Oleg, do you have any references for the extension of lambda-encoding of
data into dependently typed systems?
In particular, consider Nat:
nat_elim :: forall P:(Nat -> *). P 0 -> (forall n:Nat. P n -> P (succ
n)) -> (n:Nat) -> P n
The naive lambda-encoding of 'nat' in the untyped lambda-calculus has
exactly the correct form for passing to nat_elim:
nat_elim pZero pSucc n = n pZero pSucc
with
zero :: Nat
zero pZero pSucc = pZero
succ :: Nat -> Nat
succ n pZero pSucc = pSucc (n pZero pSucc)
But trying to encode the numerals this way leads to "Nat" referring to its
value in its type!
type Nat = forall P:(Nat -> *). P 0 -> (forall n:Nat. P n -> P (succ
n)) -> P ???
Is there a way out of this quagmire? Or are we stuck defining actual
datatypes if we want dependent types?
-- ryan
On Tue, Sep 18, 2012 at 1:27 AM,
There has been a recent discussion of ``Church encoding'' of lists and the comparison with Scott encoding.
I'd like to point out that what is often called Church encoding is actually Boehm-Berarducci encoding. That is, often seen
newtype ChurchList a = CL { cataCL :: forall r. (a -> r -> r) -> r -> r }
(in http://community.haskell.org/%7Ewren/list-extras/Data/List/Church.hs )

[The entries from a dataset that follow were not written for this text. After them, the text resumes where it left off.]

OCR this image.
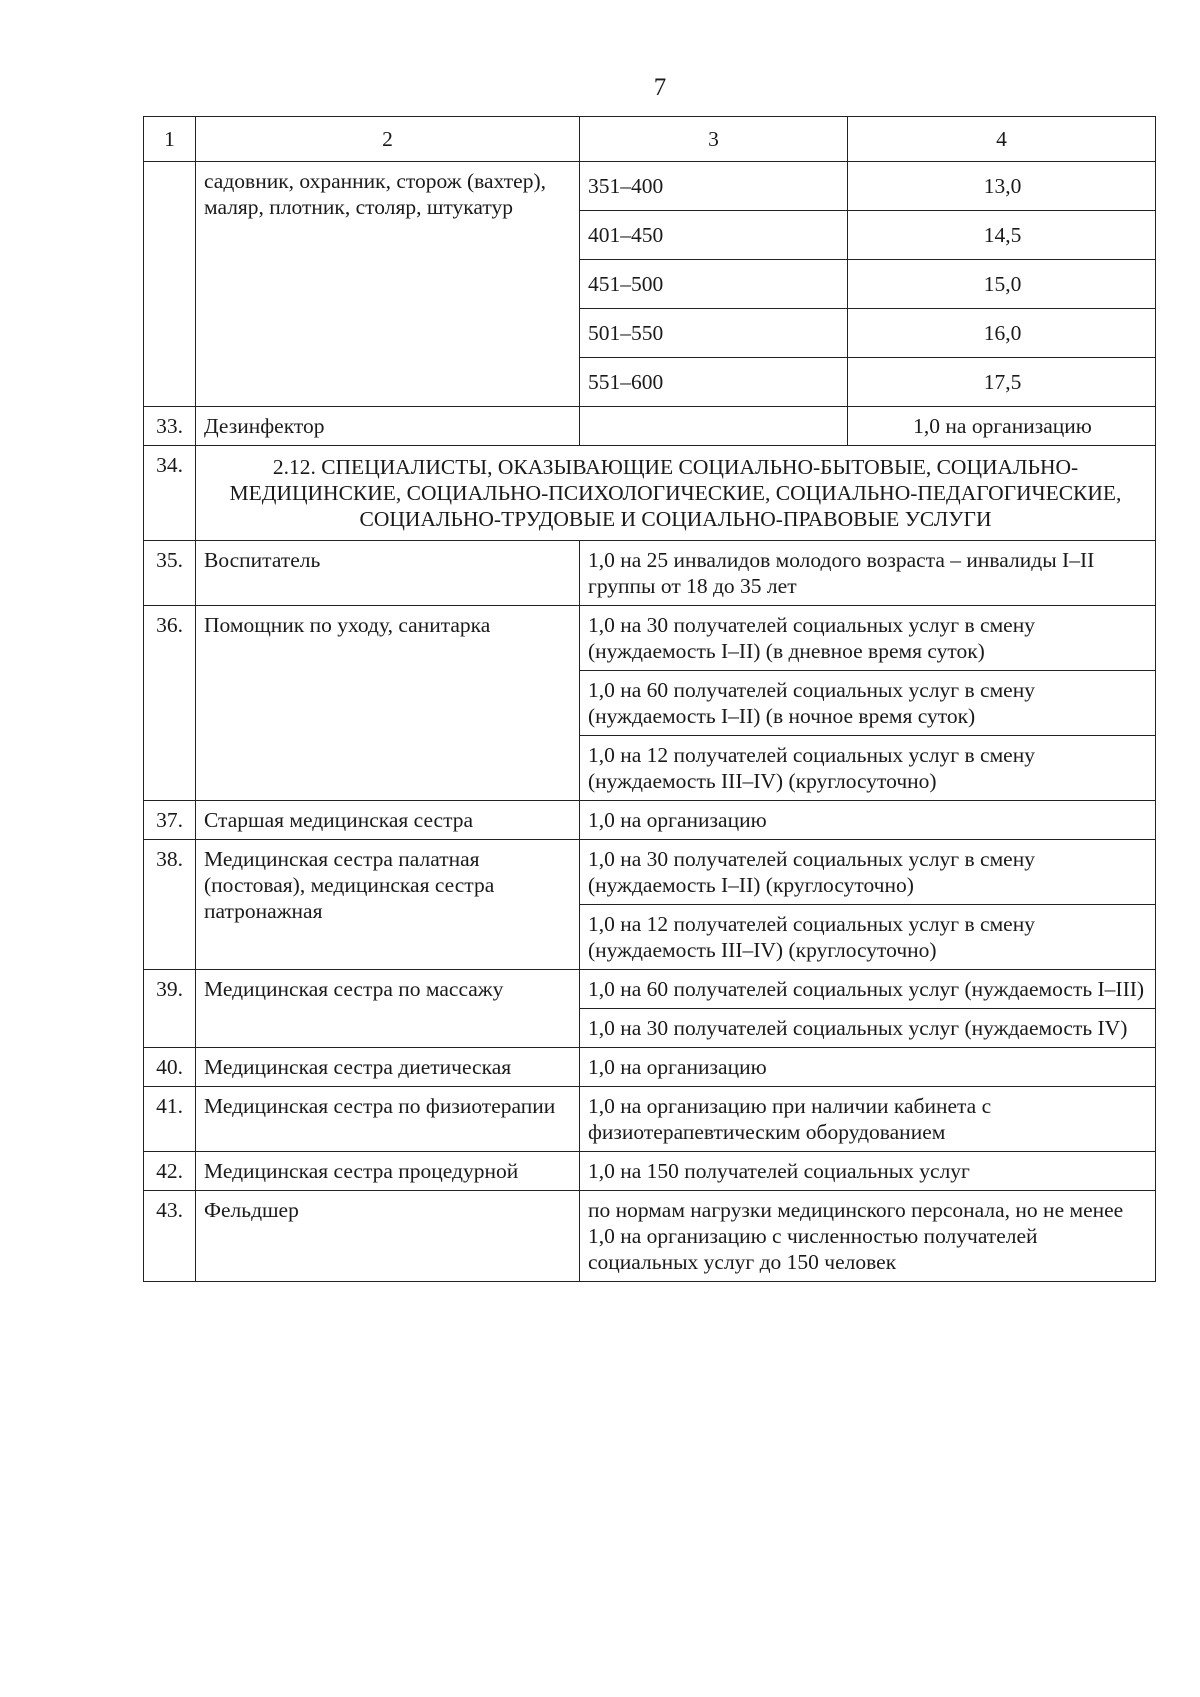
7
1	2	3	4
	садовник, охранник, сторож (вахтер), маляр, плотник, столяр, штукатур	351–400	13,0
		401–450	14,5
		451–500	15,0
		501–550	16,0
		551–600	17,5
33.	Дезинфектор		1,0 на организацию
34.	2.12. СПЕЦИАЛИСТЫ, ОКАЗЫВАЮЩИЕ СОЦИАЛЬНО-БЫТОВЫЕ, СОЦИАЛЬНО-МЕДИЦИНСКИЕ, СОЦИАЛЬНО-ПСИХОЛОГИЧЕСКИЕ, СОЦИАЛЬНО-ПЕДАГОГИЧЕСКИЕ, СОЦИАЛЬНО-ТРУДОВЫЕ И СОЦИАЛЬНО-ПРАВОВЫЕ УСЛУГИ		
35.	Воспитатель	1,0 на 25 инвалидов молодого возраста – инвалиды I–II группы от 18 до 35 лет	
36.	Помощник по уходу, санитарка	1,0 на 30 получателей социальных услуг в смену (нуждаемость I–II) (в дневное время суток)	
		1,0 на 60 получателей социальных услуг в смену (нуждаемость I–II) (в ночное время суток)	
		1,0 на 12 получателей социальных услуг в смену (нуждаемость III–IV) (круглосуточно)	
37.	Старшая медицинская сестра	1,0 на организацию	
38.	Медицинская сестра палатная (постовая), медицинская сестра патронажная	1,0 на 30 получателей социальных услуг в смену (нуждаемость I–II) (круглосуточно)	
		1,0 на 12 получателей социальных услуг в смену (нуждаемость III–IV) (круглосуточно)	
39.	Медицинская сестра по массажу	1,0 на 60 получателей социальных услуг (нуждаемость I–III)	
		1,0 на 30 получателей социальных услуг (нуждаемость IV)	
40.	Медицинская сестра диетическая	1,0 на организацию	
41.	Медицинская сестра по физиотерапии	1,0 на организацию при наличии кабинета с физиотерапевтическим оборудованием	
42.	Медицинская сестра процедурной	1,0 на 150 получателей социальных услуг	
43.	Фельдшер	по нормам нагрузки медицинского персонала, но не менее 1,0 на организацию с численностью получателей социальных услуг до 150 человек	
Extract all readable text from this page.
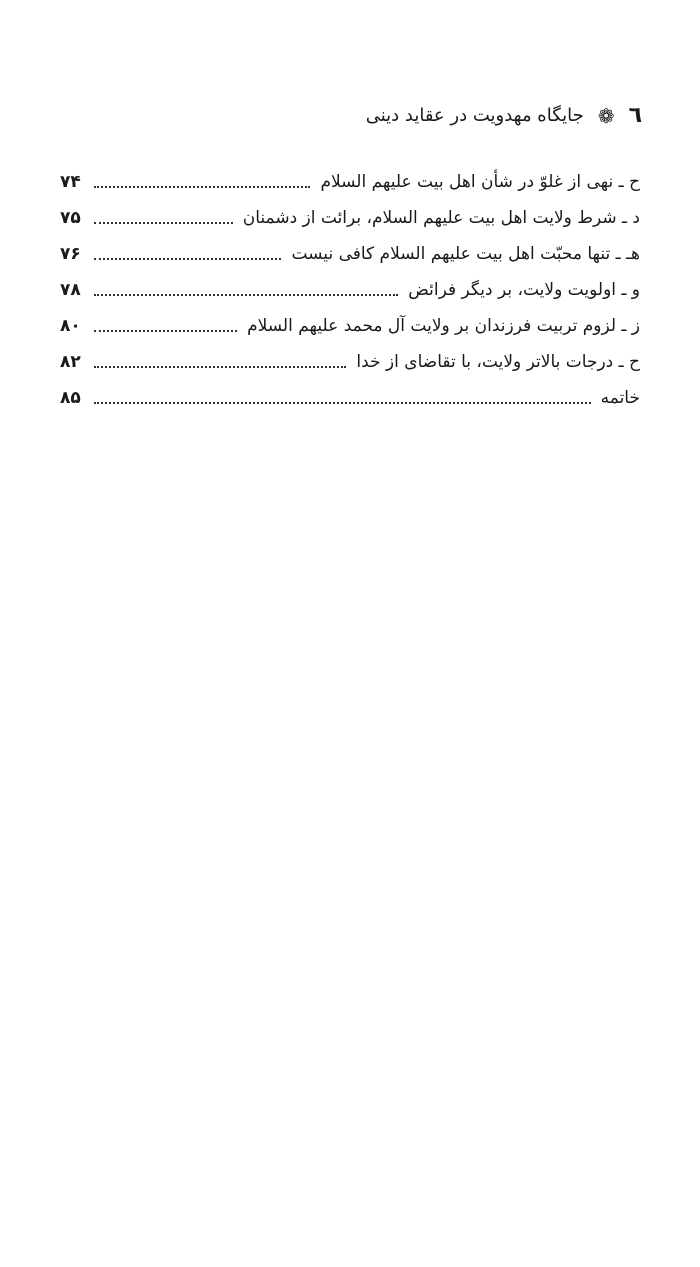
٦
❁
جایگاه مهدویت در عقاید دینی
ح ـ نهی از غلوّ در شأن اهل بیت علیهم السلام
۷۴
د ـ شرط ولایت اهل بیت علیهم السلام، برائت از دشمنان
۷۵
هـ ـ تنها محبّت اهل بیت علیهم السلام کافی نیست
۷۶
و ـ اولویت ولایت، بر دیگر فرائض
۷۸
ز ـ لزوم تربیت فرزندان بر ولایت آل محمد علیهم السلام
۸۰
ح ـ درجات بالاتر ولایت، با تقاضای از خدا
۸۲
خاتمه
۸۵
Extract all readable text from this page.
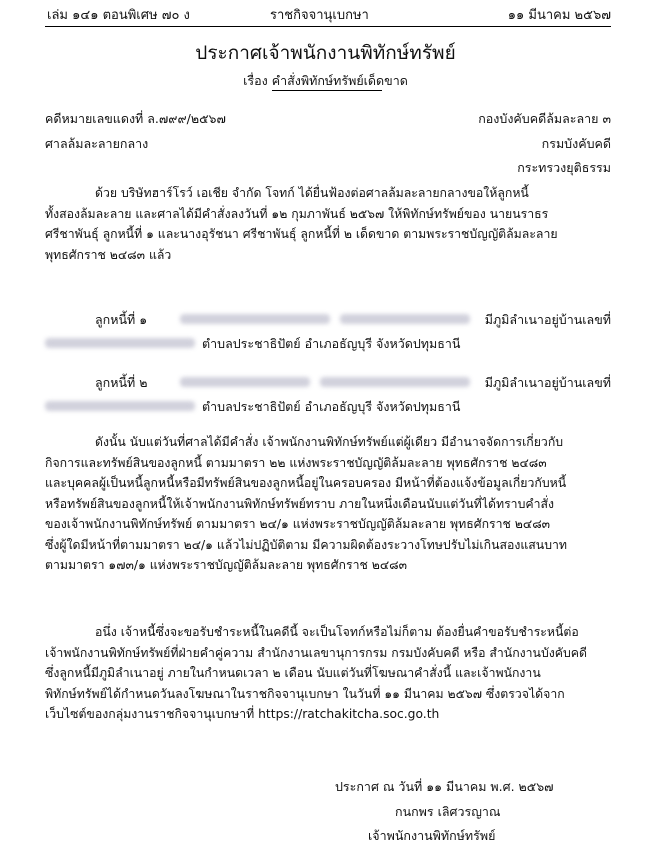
เล่ม ๑๔๑ ตอนพิเศษ ๗๐ ง	ราชกิจจานุเบกษา	๑๑ มีนาคม ๒๕๖๗
ประกาศเจ้าพนักงานพิทักษ์ทรัพย์
เรื่อง คำสั่งพิทักษ์ทรัพย์เด็ดขาด
คดีหมายเลขแดงที่ ล.๗๙๙/๒๕๖๗
ศาลล้มละลายกลาง
กองบังคับคดีล้มละลาย ๓
กรมบังคับคดี
กระทรวงยุติธรรม
ด้วย บริษัทฮาร์โรว์ เอเชีย จำกัด โจทก์ ได้ยื่นฟ้องต่อศาลล้มละลายกลางขอให้ลูกหนี้
ทั้งสองล้มละลาย และศาลได้มีคำสั่งลงวันที่ ๑๒ กุมภาพันธ์ ๒๕๖๗ ให้พิทักษ์ทรัพย์ของ นายนราธร
ศรีชาพันธุ์ ลูกหนี้ที่ ๑ และนางอุรัชนา ศรีชาพันธุ์ ลูกหนี้ที่ ๒ เด็ดขาด ตามพระราชบัญญัติล้มละลาย
พุทธศักราช ๒๔๘๓ แล้ว
ลูกหนี้ที่ ๑	มีภูมิลำเนาอยู่บ้านเลขที่
ตำบลประชาธิปัตย์ อำเภอธัญบุรี จังหวัดปทุมธานี
ลูกหนี้ที่ ๒	มีภูมิลำเนาอยู่บ้านเลขที่
ตำบลประชาธิปัตย์ อำเภอธัญบุรี จังหวัดปทุมธานี
ดังนั้น นับแต่วันที่ศาลได้มีคำสั่ง เจ้าพนักงานพิทักษ์ทรัพย์แต่ผู้เดียว มีอำนาจจัดการเกี่ยวกับ
กิจการและทรัพย์สินของลูกหนี้ ตามมาตรา ๒๒ แห่งพระราชบัญญัติล้มละลาย พุทธศักราช ๒๔๘๓
และบุคคลผู้เป็นหนี้ลูกหนี้หรือมีทรัพย์สินของลูกหนี้อยู่ในครอบครอง มีหน้าที่ต้องแจ้งข้อมูลเกี่ยวกับหนี้
หรือทรัพย์สินของลูกหนี้ให้เจ้าพนักงานพิทักษ์ทรัพย์ทราบ ภายในหนึ่งเดือนนับแต่วันที่ได้ทราบคำสั่ง
ของเจ้าพนักงานพิทักษ์ทรัพย์ ตามมาตรา ๒๔/๑ แห่งพระราชบัญญัติล้มละลาย พุทธศักราช ๒๔๘๓
ซึ่งผู้ใดมีหน้าที่ตามมาตรา ๒๔/๑ แล้วไม่ปฏิบัติตาม มีความผิดต้องระวางโทษปรับไม่เกินสองแสนบาท
ตามมาตรา ๑๗๓/๑ แห่งพระราชบัญญัติล้มละลาย พุทธศักราช ๒๔๘๓
อนึ่ง เจ้าหนี้ซึ่งจะขอรับชำระหนี้ในคดีนี้ จะเป็นโจทก์หรือไม่ก็ตาม ต้องยื่นคำขอรับชำระหนี้ต่อ
เจ้าพนักงานพิทักษ์ทรัพย์ที่ฝ่ายคำคู่ความ สำนักงานเลขานุการกรม กรมบังคับคดี หรือ สำนักงานบังคับคดี
ซึ่งลูกหนี้มีภูมิลำเนาอยู่ ภายในกำหนดเวลา ๒ เดือน นับแต่วันที่โฆษณาคำสั่งนี้ และเจ้าพนักงาน
พิทักษ์ทรัพย์ได้กำหนดวันลงโฆษณาในราชกิจจานุเบกษา ในวันที่ ๑๑ มีนาคม ๒๕๖๗ ซึ่งตรวจได้จาก
เว็บไซต์ของกลุ่มงานราชกิจจานุเบกษาที่ https://ratchakitcha.soc.go.th
ประกาศ ณ วันที่ ๑๑ มีนาคม พ.ศ. ๒๕๖๗
กนกพร เลิศวรญาณ
เจ้าพนักงานพิทักษ์ทรัพย์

is _not_ Church encoding. First of all, Church encoding is not typed and it is not tight. The following article explains the other difference between the encodings
http://okmij.org/ftp/tagless-final/course/Boehm-Berarducci.html
Boehm-Berarducci encoding is very insightful and influential. The authors truly deserve credit.